Despite acknowledging the difficulty of truly understanding an employee culture, Slap insists much of the issue is down to smoke and mirrors.
“There’s so much mythology and misdirection and superstition and generalised academic babble about what a culture is,” he complains.
“It’s an independent organism living right inside the enterprise and its motivations are fundamentally
different from that of the company it works for – but they can be aligned,” he insists, “and when they’re aligned that’s when you get maximum commitment.”
This theory of commitment is what many leaders miss in their attempts to create a positive company culture, asserts Slap.
“The definition of a great culture is not a happy culture – the definition of a great culture is a committed culture,” he explains. “Once it’s seen that way, as a business performance issue, that’s when you are on the way to taking it seriously and treating it with the respect it deserves.”
THREE BIG QUESTIONS
You left home at 16 and never finished high school – how would you say that influenced you?
I think it gave me an appreciation for the importance of character and a very well-chosen community of people. I was on my own and had to figure a lot of stuff out, and I think it just gave me different parameters to what I look at – because everything I did had big consequences, and there wasn’t necessarily going to be any coverage for that, so I really had to think through the implications of things.
Despite your unconventional start, did you always expect to achieve big things?
I can’t claim that kind of retroactive self-awareness. Really it was kind of a guided missile. I was always – even as a little kid – unusually fascinated by business. Just the act of commerce and business as a conduit for humanity always fascinated me. While some kids were looking at baseball – and I did that too – and sports and this and that, I always had this thing for business.
Did I think I was going to be successful at it?
There’s no way to answer that question without sounding like an arrogant snot. I figured that I would do something – whether it would get me praised or jailed, I don’t know.
You’ve done business in more than 70 countries. Is there somewhere you enjoy working the most?
Each country has got its own attractions. A lot of the developing countries are great because you’ve got the ability to mint their perspective from the get-go – the right way to look at business.

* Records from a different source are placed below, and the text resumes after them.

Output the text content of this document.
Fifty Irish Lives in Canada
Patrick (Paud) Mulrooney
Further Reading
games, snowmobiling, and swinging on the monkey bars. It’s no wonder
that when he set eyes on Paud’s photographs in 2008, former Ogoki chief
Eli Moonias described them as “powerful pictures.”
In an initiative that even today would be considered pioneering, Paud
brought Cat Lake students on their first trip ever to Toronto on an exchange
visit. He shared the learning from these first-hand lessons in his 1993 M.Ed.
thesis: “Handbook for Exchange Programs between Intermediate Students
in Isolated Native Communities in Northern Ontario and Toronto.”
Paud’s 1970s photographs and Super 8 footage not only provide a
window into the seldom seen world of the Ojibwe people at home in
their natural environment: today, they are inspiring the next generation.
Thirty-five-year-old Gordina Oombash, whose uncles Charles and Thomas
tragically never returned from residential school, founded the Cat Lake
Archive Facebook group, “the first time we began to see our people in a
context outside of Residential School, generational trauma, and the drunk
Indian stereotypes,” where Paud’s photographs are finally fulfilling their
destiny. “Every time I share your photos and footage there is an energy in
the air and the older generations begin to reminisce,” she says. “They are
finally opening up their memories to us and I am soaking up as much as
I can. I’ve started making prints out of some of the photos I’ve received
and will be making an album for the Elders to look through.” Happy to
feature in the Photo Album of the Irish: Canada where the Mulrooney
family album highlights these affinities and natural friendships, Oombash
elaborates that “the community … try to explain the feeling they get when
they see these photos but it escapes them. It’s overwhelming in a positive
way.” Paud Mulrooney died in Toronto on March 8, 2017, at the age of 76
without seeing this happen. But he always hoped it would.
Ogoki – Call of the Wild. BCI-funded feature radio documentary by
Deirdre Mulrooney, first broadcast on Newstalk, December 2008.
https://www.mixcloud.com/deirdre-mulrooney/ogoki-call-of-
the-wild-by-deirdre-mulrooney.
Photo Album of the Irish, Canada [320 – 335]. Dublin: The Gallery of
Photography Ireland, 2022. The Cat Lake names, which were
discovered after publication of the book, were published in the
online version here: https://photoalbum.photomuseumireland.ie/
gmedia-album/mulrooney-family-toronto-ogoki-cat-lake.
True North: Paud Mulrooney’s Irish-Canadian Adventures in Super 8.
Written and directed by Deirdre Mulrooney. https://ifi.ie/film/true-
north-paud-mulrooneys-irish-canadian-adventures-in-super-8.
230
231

Then there are a lot of larger countries – some of the Asian ones – where there’s just such a tremendous desire and an eagerness to learn. In Asian culture, the sense of longevity and humility that a lot of companies have is just such a delight.
In Norway, their definition of trust is just phenomenal – it’s distinct from any other country that I know of. You start with trust; you start with that equity that you are trustworthy as an individual, as an enterprise, as a government entity – but if you ever burn that trust you might as well leave the country.
THREE BIG CULTURES
1. Manager culture: “The biggest issue for the enterprise is the gaining of emotional commitment – a company can gain financial commitment, intellectual commitment and physical commitment, but those combined aren’t as important as emotional commitment,” warns Slap.
“Emotional commitment will translate as managers taking on a company’s success as a personal crusade. Sometimes you get that in the early garage days or in times of tremendous pain or gain, but you need self-sustained emotional commitment for prolonged success.”
2. Employee culture: “It doesn’t matter how well strategies are planned; it’s how well they’re implemented that counts, and that success depends entirely on your employee culture,” stresses Slap.
“Ultimately, the employee culture has the power to make or break any management plan.
3. Customer culture: “The biggest compliment that a company can be given is if its customer-culture company brands it,” says Slap. “This means you have transferred sustainability of your company to your customer and they advertise themselves for you.”